I’m running KDE. Additionally I usually have Firefox, Kate, Dolphin, and Element running. All crashes all those softwares were running. I also run fcitx for my IME.

I try to keep a close eye on temps and memory usage at all times. I know the GPU temps are fine (I run my own fan software, and my PC turns into a jet engine when it spikes, it also has hardware throttling), CPU temps should be fine (but again, away from PC when it dies), and RAM usage on at least the 2 past crashes should have been very low.

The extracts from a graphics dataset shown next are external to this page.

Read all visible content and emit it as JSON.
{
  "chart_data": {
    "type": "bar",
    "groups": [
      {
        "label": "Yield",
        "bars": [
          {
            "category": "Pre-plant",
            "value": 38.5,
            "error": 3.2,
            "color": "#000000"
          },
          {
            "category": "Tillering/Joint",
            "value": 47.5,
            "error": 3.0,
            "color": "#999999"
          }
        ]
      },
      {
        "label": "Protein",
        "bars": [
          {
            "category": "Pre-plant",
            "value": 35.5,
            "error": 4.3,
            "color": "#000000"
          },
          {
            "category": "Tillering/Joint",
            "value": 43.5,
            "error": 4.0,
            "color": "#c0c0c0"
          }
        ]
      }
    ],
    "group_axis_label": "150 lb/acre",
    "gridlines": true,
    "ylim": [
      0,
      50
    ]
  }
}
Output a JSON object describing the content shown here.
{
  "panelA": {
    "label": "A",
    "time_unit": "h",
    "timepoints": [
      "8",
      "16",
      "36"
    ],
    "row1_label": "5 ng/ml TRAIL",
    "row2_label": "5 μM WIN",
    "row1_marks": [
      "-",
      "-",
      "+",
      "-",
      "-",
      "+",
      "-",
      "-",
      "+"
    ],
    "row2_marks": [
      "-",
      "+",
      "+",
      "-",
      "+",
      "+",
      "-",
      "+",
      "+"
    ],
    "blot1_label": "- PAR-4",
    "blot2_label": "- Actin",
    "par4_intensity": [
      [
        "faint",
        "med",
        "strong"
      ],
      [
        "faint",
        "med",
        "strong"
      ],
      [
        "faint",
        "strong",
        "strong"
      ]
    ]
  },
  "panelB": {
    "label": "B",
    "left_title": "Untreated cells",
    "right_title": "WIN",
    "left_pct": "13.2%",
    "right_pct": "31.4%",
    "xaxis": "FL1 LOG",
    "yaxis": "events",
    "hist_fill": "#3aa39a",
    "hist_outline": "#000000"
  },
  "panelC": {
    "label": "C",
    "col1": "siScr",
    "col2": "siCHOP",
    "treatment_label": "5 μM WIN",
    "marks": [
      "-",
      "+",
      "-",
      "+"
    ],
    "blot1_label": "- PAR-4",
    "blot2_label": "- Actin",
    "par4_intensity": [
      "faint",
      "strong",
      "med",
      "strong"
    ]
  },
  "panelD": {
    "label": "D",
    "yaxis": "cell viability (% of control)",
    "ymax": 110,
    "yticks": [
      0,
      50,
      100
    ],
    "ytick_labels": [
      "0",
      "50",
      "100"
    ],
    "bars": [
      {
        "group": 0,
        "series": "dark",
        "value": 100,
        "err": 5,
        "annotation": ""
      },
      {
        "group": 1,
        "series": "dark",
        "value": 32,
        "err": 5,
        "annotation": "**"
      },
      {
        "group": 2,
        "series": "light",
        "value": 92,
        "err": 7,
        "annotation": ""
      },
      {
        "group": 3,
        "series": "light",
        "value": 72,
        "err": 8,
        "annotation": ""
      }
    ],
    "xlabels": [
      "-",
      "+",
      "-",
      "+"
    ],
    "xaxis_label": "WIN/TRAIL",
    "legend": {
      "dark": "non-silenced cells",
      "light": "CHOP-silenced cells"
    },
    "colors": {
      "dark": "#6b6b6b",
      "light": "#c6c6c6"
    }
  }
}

I’ve had a similar issue in the past where if my NVME drive wasn’t loaded correctly (nvme_core.default_ps_max_latency_us=5500), if something tried to scan it (lspci), I’d get similar lockups, I found that incredibly tricky to diagnose.

Some people we are having this problem with 5.10 kernel, of crashes after some time. Maybe check with other kernel before, to see if it is the same issue.